THE 200th anniversary of the Battle of Trafalgar draws ever closer in patriotic sights. More than anyone else in the North, Mike Dalton plans to push the boat out.

For the 59-year-old guesthouse owner, every day is Trafalgar Day, its hero worshipped totally and without qualification. For Mike Dalton, it's the full Nelson.

His 27 bedroom place in Darlington is as much military museum as guesthouse, its central character the Norfolk clergyman's son who became Britain's greatest naval hero.

When he married last year, his £3,600 wedding suit was a faithfully replicated Nelson uniform and admiral's hat, the service and reception were on board HMS Warrior in Portsmouth - civilians can't marry on the Victory - and the honeymoon spent with 200 fellow enthusiasts cruising the ports which Nelson visited.

While history may not suppose that old Horatio had a girl in every one, he'd certainly dropped anchor once or twice.

"To my mind he's the greatest Briton ever, it's quite possible we'd be talking in French but for him," says Mike.

"He gave Wellington the opportunity to win the Battle of Waterloo. If it hadn't been for Nelson, we'd probably have been invaded long before.

"Winston Churchill was a wonderful man, I wouldn't hear a word against him, but Nelson led from the front. Collingwood was a brilliant admiral, but he could never have done what Nelson did."

Mike's first wife and childhood sweetheart died after a long illness, aged 49. He married Patricia on September 12, 2004 - the same day, 199 years earlier, that Nelson and his mistress Emma Hamilton had exchanged rings before he set out for Portsmouth, and for Trafalgar. Their rings were faithful replicas, too, Patricia's dress a "bargain" £500.

"The establishment didn't like Nelson because of his humble beginnings and because of Emma, but it was because of the strength of his personality that the entire British navy was behind him. They just believed in him."

Formerly owner of a transport caf and pub in Haverton Hill, near Billingham, Mike moved inland 15 years ago and began buying "bits and pieces" for the guesthouse.
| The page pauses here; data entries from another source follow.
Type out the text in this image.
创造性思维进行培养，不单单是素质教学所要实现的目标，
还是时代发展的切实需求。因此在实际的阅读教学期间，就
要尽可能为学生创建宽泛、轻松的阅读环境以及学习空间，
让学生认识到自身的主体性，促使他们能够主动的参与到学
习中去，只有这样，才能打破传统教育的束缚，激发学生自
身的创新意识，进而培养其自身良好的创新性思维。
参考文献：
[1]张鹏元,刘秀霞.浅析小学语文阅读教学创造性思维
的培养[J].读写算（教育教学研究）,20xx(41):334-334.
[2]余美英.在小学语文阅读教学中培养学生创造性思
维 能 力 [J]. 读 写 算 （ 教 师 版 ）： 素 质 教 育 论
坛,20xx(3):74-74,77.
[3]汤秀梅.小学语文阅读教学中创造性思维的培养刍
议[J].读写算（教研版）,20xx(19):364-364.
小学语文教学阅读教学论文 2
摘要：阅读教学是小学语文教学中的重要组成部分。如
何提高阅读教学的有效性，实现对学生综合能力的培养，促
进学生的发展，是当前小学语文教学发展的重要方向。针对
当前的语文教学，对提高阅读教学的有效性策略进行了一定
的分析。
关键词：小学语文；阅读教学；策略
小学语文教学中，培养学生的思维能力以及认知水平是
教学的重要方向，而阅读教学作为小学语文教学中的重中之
Now every public room overflows with militaria, from uniforms to decommissioned machine guns, with much more elsewhere.

"It maybe makes me sound like a bit of war monger, but I'm the most peaceable man you could meet. If anyone started fighting, I'd probably run a mile."

The flagship is undoubtedly Vice-Admiral Nelson's. The dining room resembles a Trafalgar art gallery, the flag of St George on every table; walls elsewhere are painted with Nelson murals, shelves crowded with books, busts and other maritime mementos.

In the Greenbank guest house, the one eyed admiral is king.

"I suppose I first became fascinated by Nelson when I read the Hornblower books; I'm pretty sure Hornblower and Nelson were the same person.

"Nelson was a man's man. The establishment didn't ever fully accept him because he was working class. Emma was just an excuse, the reason he was only a vice-admiral."

He does, however, concede sympathy for Fanny Nesbitt, Nelson's wife. The arrangement, he says, was "complex".

"Even after his death, Fanny wouldn't say a bad word about him, though he'd written her some pretty nasty letters. Nelson couldn't see anything wrong with what he was doing, he was just madly in love with Emma and was actually quite blatant about it."

Next month, he and Patricia will be on the Thames for the re-enactment of Nelson's funeral procession - he wasn't buried until January 2006, his body having taken six weeks to ship home in a barrel of brandy. On October 21, Trafalgar Day, Mike plans a salute closer to home.

"Down south they're doing all sorts of things, but up in the north no-one seems to be making so much of the occasion.

"I think we'll maybe have something a bit special, make a bit of noise, have a Nelson party. It's 200 years since our country's greatest hero died, I shouldn't need an excuse to fly the flag, should I?"

AMONG Mike's more recently acquired naval souvenirs is a brass plaque marking the restoration of HMS Warrior in Hartlepool between 1979-87. It seems, shall we say, to have fallen off the back of a ship - and now he's anxious to return it to the Portsmouth-based vessel.

"I really don't need an excuse to go to Portsmouth. I'm nearly 60 years old and I still feel a presence there, but it would be good for both the ship and for the people of Hartlepool if it could be returned to its rightful place.

"I'm talking to the people in Portsmouth and trying to sort something out. It needs to be on the Warrior, back where it belongs.